Star India wicketkeeper-batter Rishabh Pant had a horrific car accident while driving from Delhi to his hometown, Roorkee, on December 30, 2022, and he sustained several injuries in the car crash. However, when he was brought into a hospital in Mumbai, the first question he asked the attending doctor was “will I be able to play again?” recalled renowned orthopaedic surgeon, Dr Dinshaw Pardiwala, who treated Pant following the incident.

Pardiwala said, “Rishabh Pant was extremely lucky to be alive – extremely lucky. When he first came in, he had a dislocated right knee. He also had an injury to his right ankle, lots of other minor injuries all over. He had a lot of skin loss, so his entire skin from the nape of the neck down to his knees was completely scraped off in the process of that accident,” Pardiwala told The Telegraph, recalling the incident. “Then getting out of the car – that broken glass scraped off a lot of the skin and the flesh from his back.”
However, Pant took 635 days to recover, rehabilitation, multiple surgeries and extensive physiotherapy to return to professional cricket as well. He also praised Pant after seeing him fully fit and scoring back-to-back centuries in the opening Test against England at Headingley.

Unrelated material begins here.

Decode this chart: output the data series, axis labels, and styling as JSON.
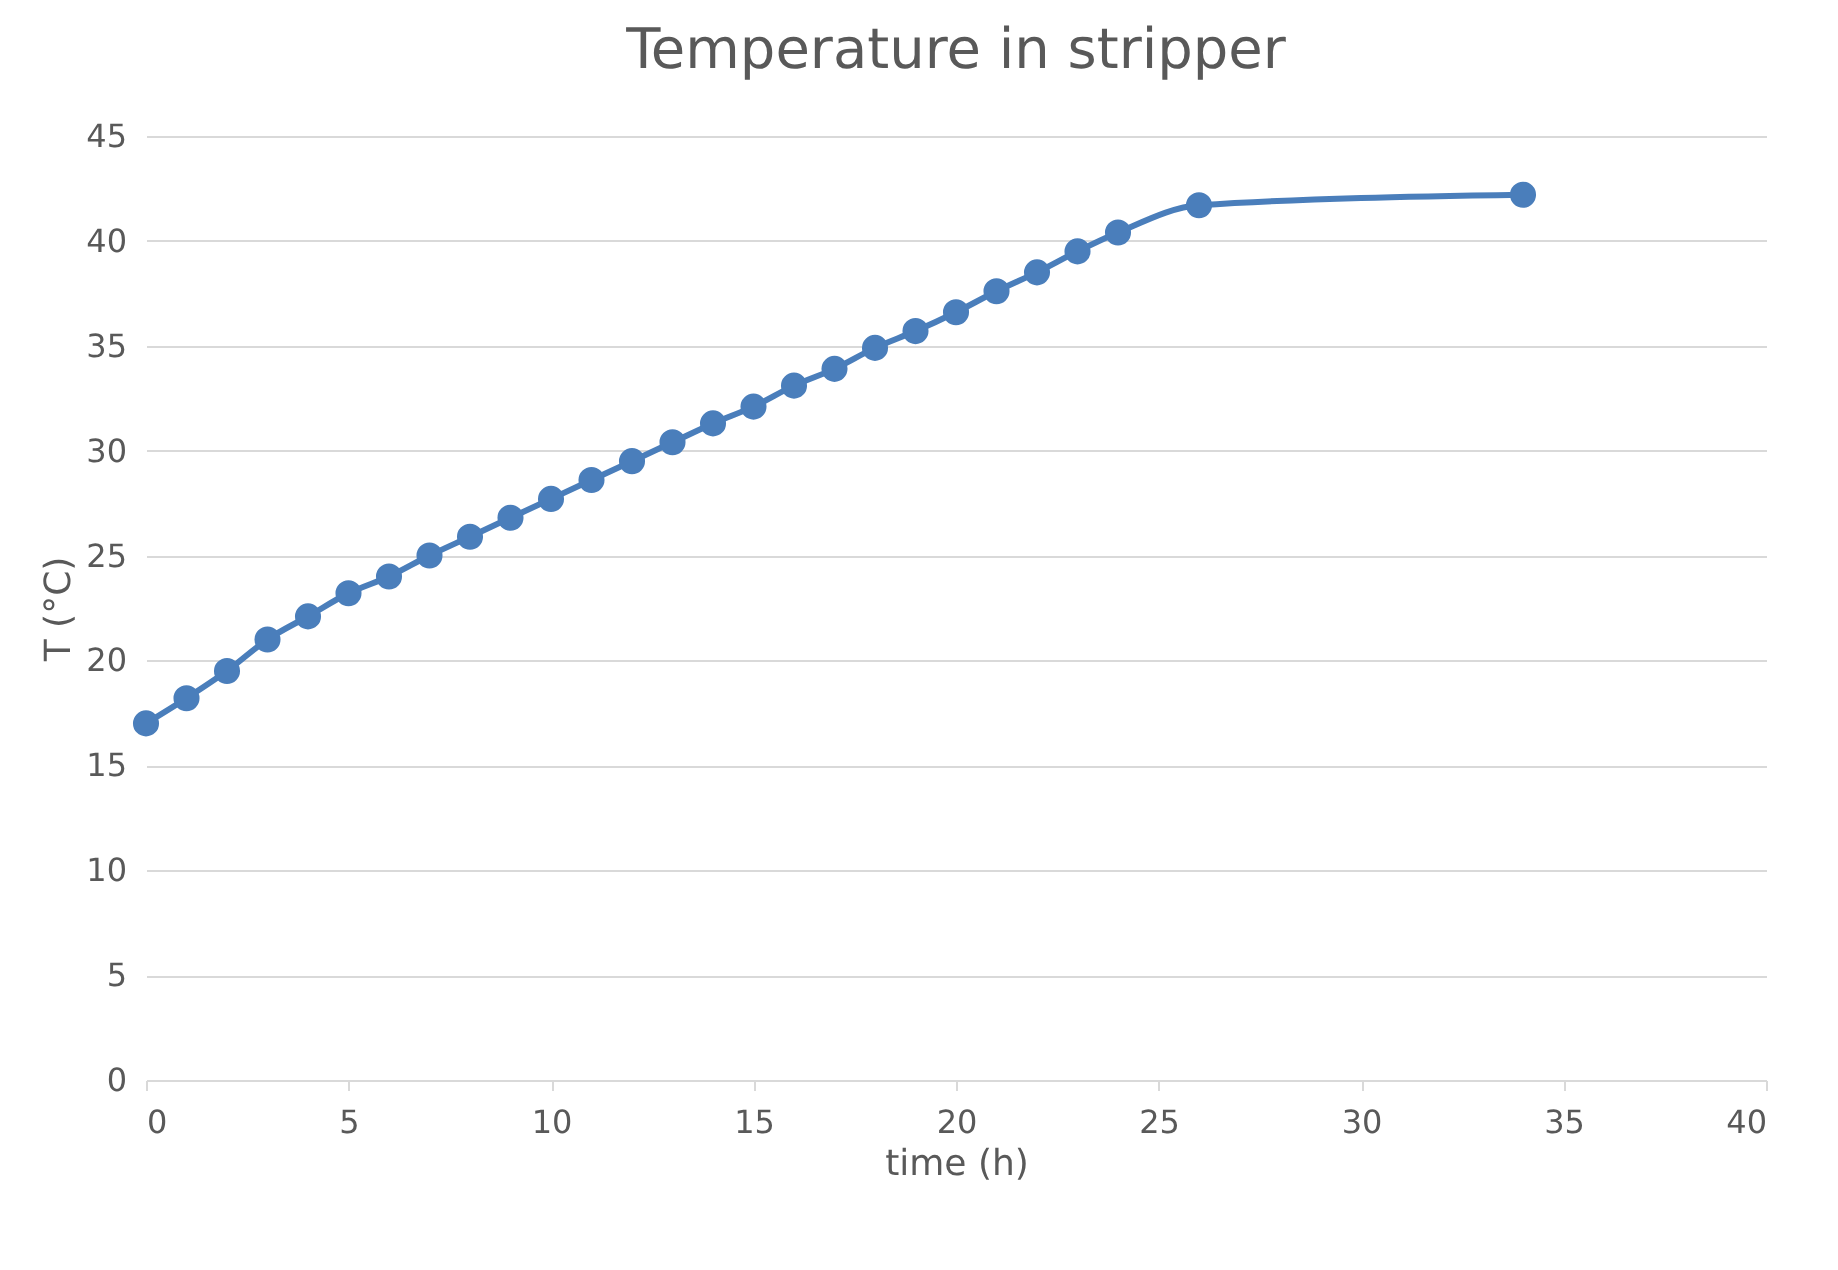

READ HERE: Jasprit Bumrah Opens Up On Dropped Catches Against England
“To be in an accident like this, where the car actually overturns and blows up, the risk of death is extremely high. When your knee dislocates, and all the ligaments break, there’s a high possibility of the nerve or the main blood vessel also being injured. If the blood vessel gets injured, you typically have about four to six hours to restore the blood supply. Otherwise, there’s a risk of losing your limb. The fact that his blood vessel wasn’t injured despite having a severe high-velocity knee dislocation was extremely lucky,” said Pardiwala.

Pardiwala also recalled the day Pant was brought into his hospital in Mumbai, and his first question was, “Am I ever going to be able to play again?” His mother, on the other hand, was more practical, asking the surgeon: “Is he ever going to be able to walk again?”

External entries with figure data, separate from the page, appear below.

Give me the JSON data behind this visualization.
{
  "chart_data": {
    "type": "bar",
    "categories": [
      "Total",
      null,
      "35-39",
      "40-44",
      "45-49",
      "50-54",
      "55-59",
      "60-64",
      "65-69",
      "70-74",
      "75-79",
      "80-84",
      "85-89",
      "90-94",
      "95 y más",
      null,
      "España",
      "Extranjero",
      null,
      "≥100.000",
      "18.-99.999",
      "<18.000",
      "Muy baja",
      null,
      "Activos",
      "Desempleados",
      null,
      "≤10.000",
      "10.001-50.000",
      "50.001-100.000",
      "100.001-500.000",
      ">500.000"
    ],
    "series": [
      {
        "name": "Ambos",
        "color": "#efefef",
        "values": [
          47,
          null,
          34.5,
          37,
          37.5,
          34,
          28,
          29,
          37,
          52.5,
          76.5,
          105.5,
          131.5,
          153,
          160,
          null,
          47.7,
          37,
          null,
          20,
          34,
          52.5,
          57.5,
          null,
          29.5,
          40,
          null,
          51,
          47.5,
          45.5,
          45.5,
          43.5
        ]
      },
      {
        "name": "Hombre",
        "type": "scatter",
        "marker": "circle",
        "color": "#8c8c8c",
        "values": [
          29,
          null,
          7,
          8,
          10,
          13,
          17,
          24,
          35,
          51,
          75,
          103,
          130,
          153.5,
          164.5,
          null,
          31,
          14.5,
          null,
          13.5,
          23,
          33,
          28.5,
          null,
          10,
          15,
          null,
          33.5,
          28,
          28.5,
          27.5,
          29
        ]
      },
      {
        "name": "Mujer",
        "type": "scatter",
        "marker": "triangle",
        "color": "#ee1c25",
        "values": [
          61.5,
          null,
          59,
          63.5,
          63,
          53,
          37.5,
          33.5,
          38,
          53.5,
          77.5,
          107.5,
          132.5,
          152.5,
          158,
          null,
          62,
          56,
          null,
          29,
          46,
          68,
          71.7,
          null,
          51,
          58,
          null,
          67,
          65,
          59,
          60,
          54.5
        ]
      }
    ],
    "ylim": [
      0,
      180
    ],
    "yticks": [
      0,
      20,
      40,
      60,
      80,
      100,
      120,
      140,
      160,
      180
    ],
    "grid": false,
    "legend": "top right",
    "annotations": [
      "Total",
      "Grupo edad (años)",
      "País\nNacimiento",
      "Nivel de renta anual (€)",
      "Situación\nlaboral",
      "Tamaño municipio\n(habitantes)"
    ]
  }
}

“We had a lengthy discussion about the fact that these are grievous injuries – we would need to reconstruct the entire knee. Once we reconstruct the entire knee, we’re going to have to then work through a whole process of letting it heal, letting it recover, then get back the basic functions – the range, the strength and the stability,” he stated.
READ HERE: “He is like a computer” – Steven Finn hails Jasprit Bumrah after his fifer on Day 3
The orthopaedic surgeon did a four-hour surgery on January 6, 2023, on Rishabh Pant’s right knee, reconstructing three ligaments and repairing tendons and meniscus as well. Pardiwala also recalled that for several weeks after the surgery, Pant couldn’t even brush his teeth. Gradually he started to drink water without any help and then managed to walk without crutches after four months as well.
“He lost a lot of skin, and so he couldn’t really move his hands. They were completely swollen. He couldn’t really move either of his hands initially. Typically, when we reconstruct these patients they are happy just to get back to normal life. If they can walk and do some minimal amount of recreational sports, they’re happy.” “I said: ‘We can certainly make sure that he walks again. I’m going to try my best to make sure that we can get him back to playing again.’ We didn’t really want to offer him too much initially, but we did want to give him hope. So I said: ‘We’ll break it down into steps.’ Step one, of course, has to be the surgery,” he expressed.

“When we discussed it just after the surgery, the way I told him is the fact you’re alive, the fact that your limbs survived – that’s two miracles down. If we get you back to competitive cricket, that’s going to be a third miracle. Let’s just hope for everything, and then take it a step at a time,” he added.
But Rishabh Pant was determined to get back to cricket and started setting timelines for himself also. He then moved to the National Cricket Academy in Bangalore and remained there for most of 2023 as well.
“His question then was: ‘OK, assuming that we do manage to get there, how long is it going to be?’ I said: ‘Probably looking at 18 months to get back to competitive cricket.’ His whole aim was ‘Get me back to normalcy as fast as possible’. And we were trying to make sure that we were doing just the optimum, not too little, but not too much. His recovery was much faster than we had anticipated. He was like: ‘Nothing is too much.’ He pushed harder than normal people,” Dr Dinshaw Pardiwala cocnluded.